In 1954 he earned his PhD. in science from the ‘University of Paris’ (Sorbonne) submitting his thesis on ‘Lysogenic bacteria and the provirus concept’. The same year he started collaborating with French microbial geneticist, Elie Wollman and examined the relation between the genetic substance of bacteria and prophage. The investigation resulted in defining the mechanics of unification of bacteria as also facilitated a research of the genetic device of the bacterial cell. The work led to a number of new concepts like the procedure of genetic transfer from male to female and the episome concept. A summary of this work was given by him in the book ‘Sexuality and the Genetics of Bacteria’, which was published in 1961.

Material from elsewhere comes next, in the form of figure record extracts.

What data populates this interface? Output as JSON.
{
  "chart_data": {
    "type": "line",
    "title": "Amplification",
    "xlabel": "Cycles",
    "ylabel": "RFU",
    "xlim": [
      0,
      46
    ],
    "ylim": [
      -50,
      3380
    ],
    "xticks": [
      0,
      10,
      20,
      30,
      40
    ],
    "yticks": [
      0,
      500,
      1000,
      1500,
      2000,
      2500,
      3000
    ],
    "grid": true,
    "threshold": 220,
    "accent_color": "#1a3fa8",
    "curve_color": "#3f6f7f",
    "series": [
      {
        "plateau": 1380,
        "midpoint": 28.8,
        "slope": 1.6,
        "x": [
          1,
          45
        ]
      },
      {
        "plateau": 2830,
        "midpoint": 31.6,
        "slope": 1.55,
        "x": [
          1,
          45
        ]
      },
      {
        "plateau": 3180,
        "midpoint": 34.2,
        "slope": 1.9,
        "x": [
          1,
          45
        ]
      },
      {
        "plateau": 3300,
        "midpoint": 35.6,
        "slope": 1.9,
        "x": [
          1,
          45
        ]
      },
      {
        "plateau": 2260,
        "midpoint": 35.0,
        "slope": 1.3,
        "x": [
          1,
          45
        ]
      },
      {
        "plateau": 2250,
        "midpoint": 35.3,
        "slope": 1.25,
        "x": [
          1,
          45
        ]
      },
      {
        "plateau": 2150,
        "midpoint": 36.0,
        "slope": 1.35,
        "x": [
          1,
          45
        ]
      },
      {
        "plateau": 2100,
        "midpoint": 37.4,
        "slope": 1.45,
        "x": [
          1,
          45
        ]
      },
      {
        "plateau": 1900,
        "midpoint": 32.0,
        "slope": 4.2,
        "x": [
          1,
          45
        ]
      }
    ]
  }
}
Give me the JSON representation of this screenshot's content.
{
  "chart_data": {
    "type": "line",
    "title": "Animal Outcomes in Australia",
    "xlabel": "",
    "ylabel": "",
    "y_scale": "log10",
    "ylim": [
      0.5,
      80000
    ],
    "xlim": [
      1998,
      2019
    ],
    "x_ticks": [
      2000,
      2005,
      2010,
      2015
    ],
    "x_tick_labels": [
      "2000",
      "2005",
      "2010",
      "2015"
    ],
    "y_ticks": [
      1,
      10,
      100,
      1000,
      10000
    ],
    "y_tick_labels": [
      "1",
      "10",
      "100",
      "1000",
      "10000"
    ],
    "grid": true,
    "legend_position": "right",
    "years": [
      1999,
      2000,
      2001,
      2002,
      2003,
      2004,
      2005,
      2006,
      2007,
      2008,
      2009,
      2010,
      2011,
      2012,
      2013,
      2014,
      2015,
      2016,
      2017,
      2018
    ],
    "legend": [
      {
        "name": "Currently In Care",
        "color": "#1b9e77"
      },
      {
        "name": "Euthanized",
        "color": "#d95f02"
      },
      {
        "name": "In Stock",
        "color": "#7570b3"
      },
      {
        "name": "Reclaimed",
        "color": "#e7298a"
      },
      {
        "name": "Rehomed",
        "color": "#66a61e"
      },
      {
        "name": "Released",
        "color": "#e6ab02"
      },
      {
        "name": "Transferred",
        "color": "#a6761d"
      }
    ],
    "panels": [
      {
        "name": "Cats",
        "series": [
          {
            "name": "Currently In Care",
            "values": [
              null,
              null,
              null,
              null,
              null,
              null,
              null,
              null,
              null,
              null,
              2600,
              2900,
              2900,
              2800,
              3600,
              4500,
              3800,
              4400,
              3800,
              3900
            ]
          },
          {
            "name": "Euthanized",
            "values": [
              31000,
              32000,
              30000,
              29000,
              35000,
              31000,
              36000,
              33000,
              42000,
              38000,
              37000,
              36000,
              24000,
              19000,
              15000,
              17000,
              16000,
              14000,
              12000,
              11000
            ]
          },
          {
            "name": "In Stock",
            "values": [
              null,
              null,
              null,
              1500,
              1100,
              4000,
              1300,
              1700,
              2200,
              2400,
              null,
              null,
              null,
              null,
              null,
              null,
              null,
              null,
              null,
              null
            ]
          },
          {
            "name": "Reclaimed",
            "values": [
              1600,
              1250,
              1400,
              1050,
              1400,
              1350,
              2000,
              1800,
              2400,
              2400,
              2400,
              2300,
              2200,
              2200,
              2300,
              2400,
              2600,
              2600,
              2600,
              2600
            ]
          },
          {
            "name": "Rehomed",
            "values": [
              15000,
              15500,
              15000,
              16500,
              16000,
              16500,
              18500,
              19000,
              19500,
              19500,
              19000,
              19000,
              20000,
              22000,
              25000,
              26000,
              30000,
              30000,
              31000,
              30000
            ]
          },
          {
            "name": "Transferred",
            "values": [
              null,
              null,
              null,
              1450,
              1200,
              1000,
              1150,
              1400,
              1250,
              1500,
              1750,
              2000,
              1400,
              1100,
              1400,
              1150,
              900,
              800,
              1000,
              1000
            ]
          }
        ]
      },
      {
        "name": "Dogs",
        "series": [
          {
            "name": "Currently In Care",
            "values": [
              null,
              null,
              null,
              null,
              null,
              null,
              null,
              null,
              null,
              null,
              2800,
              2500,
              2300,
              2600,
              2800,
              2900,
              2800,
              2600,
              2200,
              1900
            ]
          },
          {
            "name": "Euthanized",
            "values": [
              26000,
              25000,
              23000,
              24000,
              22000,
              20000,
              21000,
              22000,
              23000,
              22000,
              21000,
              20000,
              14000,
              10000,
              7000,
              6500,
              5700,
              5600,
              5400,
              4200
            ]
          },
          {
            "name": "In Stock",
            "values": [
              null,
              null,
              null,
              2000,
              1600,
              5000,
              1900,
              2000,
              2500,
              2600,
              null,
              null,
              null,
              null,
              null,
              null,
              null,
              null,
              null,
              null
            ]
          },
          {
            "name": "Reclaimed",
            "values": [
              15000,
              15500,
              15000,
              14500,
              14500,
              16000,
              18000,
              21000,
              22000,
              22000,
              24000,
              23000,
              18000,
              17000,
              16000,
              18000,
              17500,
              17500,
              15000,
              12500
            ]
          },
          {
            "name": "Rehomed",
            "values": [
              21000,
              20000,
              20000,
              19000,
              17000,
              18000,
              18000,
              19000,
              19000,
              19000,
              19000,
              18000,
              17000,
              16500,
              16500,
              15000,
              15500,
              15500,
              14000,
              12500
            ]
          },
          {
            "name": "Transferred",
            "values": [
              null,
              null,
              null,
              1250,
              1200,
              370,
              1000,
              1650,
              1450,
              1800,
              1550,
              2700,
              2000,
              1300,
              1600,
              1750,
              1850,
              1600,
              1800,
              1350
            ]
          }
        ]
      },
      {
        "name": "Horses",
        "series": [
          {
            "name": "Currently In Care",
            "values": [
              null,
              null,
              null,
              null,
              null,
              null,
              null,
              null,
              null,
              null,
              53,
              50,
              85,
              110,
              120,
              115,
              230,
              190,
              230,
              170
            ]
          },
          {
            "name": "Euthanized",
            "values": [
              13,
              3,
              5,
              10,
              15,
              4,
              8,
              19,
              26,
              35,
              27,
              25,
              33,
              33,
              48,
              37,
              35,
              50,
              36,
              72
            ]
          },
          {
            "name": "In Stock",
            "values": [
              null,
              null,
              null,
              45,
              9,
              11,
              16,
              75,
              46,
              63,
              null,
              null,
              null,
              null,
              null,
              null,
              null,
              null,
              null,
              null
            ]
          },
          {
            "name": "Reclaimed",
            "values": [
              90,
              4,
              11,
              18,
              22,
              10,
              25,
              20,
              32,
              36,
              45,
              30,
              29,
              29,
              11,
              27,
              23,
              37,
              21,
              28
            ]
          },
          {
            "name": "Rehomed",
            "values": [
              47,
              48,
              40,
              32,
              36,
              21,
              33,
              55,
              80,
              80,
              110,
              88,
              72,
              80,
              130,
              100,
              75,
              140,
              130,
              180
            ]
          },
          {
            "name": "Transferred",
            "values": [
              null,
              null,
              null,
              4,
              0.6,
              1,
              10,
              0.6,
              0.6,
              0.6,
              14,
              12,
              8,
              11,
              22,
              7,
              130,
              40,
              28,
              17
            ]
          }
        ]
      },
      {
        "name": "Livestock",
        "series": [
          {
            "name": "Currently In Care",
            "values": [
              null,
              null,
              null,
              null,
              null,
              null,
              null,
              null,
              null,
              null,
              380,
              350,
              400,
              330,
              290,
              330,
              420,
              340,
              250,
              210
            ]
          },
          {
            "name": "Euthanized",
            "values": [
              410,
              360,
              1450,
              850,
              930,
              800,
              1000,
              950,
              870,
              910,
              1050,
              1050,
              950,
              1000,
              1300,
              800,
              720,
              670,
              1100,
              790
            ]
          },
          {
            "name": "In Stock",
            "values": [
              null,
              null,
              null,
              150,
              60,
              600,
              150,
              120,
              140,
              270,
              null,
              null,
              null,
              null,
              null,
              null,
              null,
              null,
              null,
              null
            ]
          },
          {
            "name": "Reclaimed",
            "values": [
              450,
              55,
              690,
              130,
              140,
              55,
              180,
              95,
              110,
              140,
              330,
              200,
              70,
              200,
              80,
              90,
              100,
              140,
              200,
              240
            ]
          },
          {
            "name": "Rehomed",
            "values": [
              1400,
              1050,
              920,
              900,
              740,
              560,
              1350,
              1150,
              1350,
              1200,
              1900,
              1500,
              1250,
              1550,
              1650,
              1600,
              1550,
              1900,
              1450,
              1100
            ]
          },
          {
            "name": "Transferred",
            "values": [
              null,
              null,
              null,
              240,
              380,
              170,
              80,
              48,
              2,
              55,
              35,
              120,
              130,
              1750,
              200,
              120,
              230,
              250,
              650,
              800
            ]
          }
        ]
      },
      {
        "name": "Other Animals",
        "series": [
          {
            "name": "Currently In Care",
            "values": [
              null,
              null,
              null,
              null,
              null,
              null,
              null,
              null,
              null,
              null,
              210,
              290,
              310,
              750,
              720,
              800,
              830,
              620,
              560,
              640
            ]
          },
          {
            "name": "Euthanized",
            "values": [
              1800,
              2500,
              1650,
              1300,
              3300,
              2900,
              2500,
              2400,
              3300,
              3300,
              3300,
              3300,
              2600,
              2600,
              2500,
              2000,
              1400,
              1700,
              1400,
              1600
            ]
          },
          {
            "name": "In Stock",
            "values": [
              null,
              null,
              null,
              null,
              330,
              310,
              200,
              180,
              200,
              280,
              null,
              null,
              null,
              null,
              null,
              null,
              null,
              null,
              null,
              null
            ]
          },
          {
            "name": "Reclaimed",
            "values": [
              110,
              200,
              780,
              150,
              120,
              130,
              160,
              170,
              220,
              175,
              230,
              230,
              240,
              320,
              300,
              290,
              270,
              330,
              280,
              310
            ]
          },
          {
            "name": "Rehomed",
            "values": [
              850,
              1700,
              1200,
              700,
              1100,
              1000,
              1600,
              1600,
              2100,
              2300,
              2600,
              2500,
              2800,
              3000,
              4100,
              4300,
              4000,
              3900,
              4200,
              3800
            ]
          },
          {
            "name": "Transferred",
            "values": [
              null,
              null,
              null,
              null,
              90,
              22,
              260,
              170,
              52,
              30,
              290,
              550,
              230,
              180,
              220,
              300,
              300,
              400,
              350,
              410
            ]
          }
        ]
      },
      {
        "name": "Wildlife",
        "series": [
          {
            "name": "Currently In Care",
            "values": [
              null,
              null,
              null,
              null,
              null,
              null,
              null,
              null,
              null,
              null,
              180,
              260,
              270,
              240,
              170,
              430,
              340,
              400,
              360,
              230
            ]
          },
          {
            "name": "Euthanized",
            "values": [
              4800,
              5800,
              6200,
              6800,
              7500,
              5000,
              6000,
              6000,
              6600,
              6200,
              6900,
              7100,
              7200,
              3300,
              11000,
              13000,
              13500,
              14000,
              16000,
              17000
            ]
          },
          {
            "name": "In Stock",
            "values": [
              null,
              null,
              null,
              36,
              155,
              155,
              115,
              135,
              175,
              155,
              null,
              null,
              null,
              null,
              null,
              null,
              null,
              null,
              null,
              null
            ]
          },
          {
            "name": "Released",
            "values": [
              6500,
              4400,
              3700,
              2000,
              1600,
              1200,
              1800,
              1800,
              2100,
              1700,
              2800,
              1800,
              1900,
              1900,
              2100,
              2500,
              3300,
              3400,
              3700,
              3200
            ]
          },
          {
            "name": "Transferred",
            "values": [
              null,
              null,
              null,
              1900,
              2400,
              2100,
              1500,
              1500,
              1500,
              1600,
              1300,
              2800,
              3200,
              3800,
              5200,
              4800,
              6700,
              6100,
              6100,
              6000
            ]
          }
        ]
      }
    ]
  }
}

In 1956 he was made the Laboratory Director at the ‘Pasteur Institute’ and after a few years in 1960 he became the Head of the Department of Cell Genetics, a position which was created sometime recently.
In 1961 Jacob along with Jacques Monod investigated on the mechanics that are responsible for genetic data transfer and the controlling pathways present in bacterial cell that regulate the activities and synthesis of macromolecules. The duo suggested a number of new concepts like those of allosteric proteins, regulator genes and messenger RNA.
Jacob and Monod became reputed for their work on E.coli Lac operon that encodes protein required for the transfer and breakdown of sugar lactose. The duo displayed a model that showed the way levels of some of the cell proteins are regulated. According to their model the formation of proteins is restricted when a repressor that is a DNA- or RNA-binding protein, put into code by a regulatory gene, binds to a segment of DNA i.e., its operator.
The findings of Jacob and Monod convey that the balance between regulator genes and structural genes in a normal cell allows it to adjust in varying conditions while an imbalance can result in production of new enzymes which can be either favourable or harmful for the cell.
In 1962 he became a foreign member of the ‘Danish Royal Academy of Arts and Sciences’.
Along with South African biologist Sydney Brenner, he came up with the ‘replicon’ hypothesis in 1963 to detail a few facets of bacterial cell division. From that time he dedicated himself to the genetic study of the mechanics of cell division.
In 1964 he was inducted as a Professor at the prestigious higher education and research establishment ‘Collège de France’. A chair of cell Genetics was created there for Jacob. That year he also became a foreign member of the ‘American Academy of Arts and Sciences’.
In 1969 he became a foreign member of the ‘American Philosophical Society’ and also the ‘National Academy of Sciences’ of the US.
From 1970 he investigated cultured cells of mammals, especially some of the facets of the genetic properties of cells. He published a book ‘La logique du vivant, une Histoire de l'Hérédité’ (‘The Logic of Life: A History of Heredity’) in 1970 that showed the steps and phases in the study of living beings starting from the sixteenth century thereby leading to the area of molecular biology.
He was conferred honorary degrees by many universities.
Personal Life & Legacy
He married pianist Lise Bloch in 1947. They were blessed with three sons and one daughter. Their four children were Pierre (born in 1949); Odile and Laurent (born in 1952) and Henri (born in 1954). His wife Lise died in 1983.
In 1999 Jacob married for the second time to Geneviève Barrier.
On April 19, 2013, he died in Paris, France, at the age of 92 survived by his second wife Geneviève and four children from his first marriage.